Banyak teman-teman yang baik dan mau mengajakiku bermain.
Aku benar-benar senang.
Aku tidak mau hari-hari yang indah ini berakhir.
Tanpa sadar, bel istirahat makan siangpun telah berbunyi. Setelah memberi hormat, banyak siswa yang bergegas keluar untuk mengambil makan siang mereka di cafetaria—entah akan mereka bawa ke sini atau mereka makan disana.
"Gil-chan~ mau makan siang bareng?" Ajak salah satu temanku, akupun menganggukkan kepalaku mengiyakan ajakan tersebut dan pergi menuju cafetaria.
"Nee, Gil-chan. Sedari tadi aku bertanya-tanya. Kau pakai tatoo?"
Aku mengerutkan keningku bingung.
"Apa maksudmu?
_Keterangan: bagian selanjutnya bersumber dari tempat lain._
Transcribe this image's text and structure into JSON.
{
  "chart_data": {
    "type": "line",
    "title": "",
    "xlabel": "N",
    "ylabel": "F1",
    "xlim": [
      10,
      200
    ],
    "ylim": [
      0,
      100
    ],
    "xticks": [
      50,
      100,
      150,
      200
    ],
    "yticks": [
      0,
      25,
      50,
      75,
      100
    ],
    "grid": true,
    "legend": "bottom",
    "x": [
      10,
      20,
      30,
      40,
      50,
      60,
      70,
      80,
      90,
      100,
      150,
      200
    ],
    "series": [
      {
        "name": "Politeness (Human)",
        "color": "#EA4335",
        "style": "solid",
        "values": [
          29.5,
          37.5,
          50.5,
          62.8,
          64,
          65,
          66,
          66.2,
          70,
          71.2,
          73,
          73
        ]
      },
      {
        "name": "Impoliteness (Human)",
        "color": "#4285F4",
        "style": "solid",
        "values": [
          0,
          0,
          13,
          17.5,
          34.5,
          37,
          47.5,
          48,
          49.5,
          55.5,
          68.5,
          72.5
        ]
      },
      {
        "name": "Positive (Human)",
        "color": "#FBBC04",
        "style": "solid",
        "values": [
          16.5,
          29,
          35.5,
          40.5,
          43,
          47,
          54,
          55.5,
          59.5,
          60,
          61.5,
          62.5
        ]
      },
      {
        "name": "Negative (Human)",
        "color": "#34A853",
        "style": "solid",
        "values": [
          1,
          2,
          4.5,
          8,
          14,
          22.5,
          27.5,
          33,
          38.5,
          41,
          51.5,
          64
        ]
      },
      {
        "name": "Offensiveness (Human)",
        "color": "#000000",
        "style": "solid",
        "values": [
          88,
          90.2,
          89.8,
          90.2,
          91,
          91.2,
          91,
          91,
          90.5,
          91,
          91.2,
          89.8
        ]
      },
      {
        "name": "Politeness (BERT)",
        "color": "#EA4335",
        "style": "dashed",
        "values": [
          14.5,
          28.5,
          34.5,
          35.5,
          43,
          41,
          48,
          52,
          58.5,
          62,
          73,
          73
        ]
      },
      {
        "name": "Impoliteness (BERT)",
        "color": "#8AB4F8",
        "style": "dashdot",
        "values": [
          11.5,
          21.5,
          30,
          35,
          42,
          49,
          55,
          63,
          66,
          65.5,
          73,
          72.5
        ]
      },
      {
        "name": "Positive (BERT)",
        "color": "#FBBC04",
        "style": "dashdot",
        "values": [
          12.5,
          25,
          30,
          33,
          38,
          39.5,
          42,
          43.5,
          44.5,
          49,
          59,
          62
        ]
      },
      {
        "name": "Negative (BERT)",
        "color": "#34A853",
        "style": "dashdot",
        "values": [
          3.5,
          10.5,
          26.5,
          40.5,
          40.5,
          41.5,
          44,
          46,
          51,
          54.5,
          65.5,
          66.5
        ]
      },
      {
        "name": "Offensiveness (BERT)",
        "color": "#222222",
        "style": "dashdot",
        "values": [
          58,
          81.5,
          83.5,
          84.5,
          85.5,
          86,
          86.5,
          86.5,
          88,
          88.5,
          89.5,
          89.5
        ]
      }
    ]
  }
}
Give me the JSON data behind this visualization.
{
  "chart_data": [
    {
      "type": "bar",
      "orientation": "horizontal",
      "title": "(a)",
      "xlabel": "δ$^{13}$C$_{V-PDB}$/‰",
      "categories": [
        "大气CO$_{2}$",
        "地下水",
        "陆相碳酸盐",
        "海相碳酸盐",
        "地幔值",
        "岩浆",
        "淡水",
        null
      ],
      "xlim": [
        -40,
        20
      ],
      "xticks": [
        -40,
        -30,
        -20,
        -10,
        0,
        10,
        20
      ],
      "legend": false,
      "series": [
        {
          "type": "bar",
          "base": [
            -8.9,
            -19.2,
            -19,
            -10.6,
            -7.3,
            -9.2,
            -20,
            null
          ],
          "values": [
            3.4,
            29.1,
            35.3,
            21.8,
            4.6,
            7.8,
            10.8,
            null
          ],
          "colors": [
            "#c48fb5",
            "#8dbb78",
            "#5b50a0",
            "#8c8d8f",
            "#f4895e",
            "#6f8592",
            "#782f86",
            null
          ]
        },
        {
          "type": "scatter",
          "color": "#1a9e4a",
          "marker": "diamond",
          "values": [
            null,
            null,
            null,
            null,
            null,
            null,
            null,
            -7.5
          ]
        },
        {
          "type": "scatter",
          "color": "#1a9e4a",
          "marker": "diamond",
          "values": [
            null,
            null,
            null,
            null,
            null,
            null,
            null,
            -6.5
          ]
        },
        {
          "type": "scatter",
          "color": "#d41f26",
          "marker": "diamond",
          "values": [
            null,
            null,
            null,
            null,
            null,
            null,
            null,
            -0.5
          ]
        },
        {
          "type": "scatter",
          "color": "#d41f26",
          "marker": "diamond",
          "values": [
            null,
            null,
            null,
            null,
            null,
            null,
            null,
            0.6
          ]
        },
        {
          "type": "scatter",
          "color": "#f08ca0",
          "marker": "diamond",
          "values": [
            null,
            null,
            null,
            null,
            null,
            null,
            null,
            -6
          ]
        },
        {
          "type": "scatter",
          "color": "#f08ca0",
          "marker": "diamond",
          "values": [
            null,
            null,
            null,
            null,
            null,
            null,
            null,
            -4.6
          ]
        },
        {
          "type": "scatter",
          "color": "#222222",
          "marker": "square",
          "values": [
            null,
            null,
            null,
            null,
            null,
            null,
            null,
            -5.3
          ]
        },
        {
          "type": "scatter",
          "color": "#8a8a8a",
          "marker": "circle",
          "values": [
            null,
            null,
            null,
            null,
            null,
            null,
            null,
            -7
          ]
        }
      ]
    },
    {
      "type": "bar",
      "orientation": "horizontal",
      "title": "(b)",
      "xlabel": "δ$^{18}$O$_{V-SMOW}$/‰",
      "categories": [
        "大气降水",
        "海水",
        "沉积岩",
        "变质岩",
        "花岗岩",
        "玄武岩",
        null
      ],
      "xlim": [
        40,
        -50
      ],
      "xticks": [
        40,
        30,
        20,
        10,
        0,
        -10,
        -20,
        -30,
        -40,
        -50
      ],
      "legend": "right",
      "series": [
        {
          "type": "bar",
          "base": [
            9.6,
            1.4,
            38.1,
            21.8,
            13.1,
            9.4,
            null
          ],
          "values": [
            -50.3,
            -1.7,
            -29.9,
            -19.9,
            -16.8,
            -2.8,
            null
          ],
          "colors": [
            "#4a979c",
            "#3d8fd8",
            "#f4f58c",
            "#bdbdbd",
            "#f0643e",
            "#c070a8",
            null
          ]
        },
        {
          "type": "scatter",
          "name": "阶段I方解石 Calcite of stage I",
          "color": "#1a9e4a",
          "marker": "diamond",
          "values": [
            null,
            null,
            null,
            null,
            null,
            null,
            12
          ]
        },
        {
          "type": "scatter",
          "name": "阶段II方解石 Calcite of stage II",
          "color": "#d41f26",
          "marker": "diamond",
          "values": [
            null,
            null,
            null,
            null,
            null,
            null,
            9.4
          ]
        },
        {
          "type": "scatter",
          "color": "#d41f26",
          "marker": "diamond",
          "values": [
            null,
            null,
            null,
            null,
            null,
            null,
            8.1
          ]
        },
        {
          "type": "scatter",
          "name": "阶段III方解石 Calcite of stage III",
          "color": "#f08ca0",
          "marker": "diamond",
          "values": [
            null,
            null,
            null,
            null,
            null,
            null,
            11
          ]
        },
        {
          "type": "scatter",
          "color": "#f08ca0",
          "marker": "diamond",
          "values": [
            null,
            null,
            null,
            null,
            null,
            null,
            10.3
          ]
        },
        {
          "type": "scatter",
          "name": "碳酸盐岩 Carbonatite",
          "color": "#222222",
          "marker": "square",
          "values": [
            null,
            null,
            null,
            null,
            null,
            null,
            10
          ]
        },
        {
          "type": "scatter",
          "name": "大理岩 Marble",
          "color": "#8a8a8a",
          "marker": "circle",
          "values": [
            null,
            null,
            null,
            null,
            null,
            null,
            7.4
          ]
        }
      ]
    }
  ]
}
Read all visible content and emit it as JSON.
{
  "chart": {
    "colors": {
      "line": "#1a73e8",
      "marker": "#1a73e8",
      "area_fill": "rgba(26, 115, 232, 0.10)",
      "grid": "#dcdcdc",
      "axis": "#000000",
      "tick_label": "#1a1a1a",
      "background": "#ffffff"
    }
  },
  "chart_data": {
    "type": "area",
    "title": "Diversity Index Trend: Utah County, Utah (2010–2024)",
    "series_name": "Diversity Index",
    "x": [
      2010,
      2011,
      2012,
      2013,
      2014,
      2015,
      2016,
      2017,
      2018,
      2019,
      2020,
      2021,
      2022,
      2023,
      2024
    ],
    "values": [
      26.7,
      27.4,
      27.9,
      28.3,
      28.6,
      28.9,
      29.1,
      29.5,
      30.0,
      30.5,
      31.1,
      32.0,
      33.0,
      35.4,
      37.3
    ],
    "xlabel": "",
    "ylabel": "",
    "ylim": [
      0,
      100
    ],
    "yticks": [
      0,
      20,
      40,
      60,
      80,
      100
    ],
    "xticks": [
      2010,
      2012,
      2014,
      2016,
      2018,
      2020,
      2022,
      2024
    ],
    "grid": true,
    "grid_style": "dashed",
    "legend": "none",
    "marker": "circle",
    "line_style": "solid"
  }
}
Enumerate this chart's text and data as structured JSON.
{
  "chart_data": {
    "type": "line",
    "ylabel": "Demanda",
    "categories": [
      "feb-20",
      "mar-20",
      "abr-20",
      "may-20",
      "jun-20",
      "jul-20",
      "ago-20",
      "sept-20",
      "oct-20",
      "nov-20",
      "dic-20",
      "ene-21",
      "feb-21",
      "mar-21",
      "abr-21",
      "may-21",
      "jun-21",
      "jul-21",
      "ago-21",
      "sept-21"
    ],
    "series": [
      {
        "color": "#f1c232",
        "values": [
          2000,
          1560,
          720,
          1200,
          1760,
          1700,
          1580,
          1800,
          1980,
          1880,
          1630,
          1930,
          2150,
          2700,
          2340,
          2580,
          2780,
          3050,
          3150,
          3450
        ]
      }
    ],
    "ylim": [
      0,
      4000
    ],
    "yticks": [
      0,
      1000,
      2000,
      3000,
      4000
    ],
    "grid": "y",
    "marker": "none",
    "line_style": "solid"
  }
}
Tentu saja aku tidak menggunakan—" aku terdiam melihat tanda yang ada di punggung tangan kananku ini.
Tanda apa ini? Warnanya merah seperti darah.
Aku belum pernah melihat benda ini sebelumnya? Ini apa?
"Eh? Sejak kapan? Aku tidak tahu lho." Teman-temanku saling bertatapan satu sama lain.
"Sebaiknya kau hapus saja—kalau sampai para guru tahu kan brabe."
"Eum, tentu saja akan aku hapus." Kataku sambil membereskan peralatan makanku lalu berdiri dari posisi dudukku.
"Ayo kita kembali ke kelas."
Ya, saat itu aku masih belum menyadari.
Bahwa sesuatu yang kuanggap tatoo inilah yang kelak akan mengubah hidupku.
Pembatas keren
"Sampai jumpa besok Gil-chan~" Aku melambaikan tanganku kepada Rei yang berlari meninggalkan sekolah, sementara aku berjalan berlawanan arah dengannya.
Sesekali aku memerhatikan punggung tangan kananku, masih terbawa rasa penasaran dengan apa yang terukir diatasnya.
Sebuah tatoo? Namun aku tidak pernah mengingat menggunakan tatoo—lagipula aku masih berumur 8 tahun. Mana mungkin bisa memakai tatoo.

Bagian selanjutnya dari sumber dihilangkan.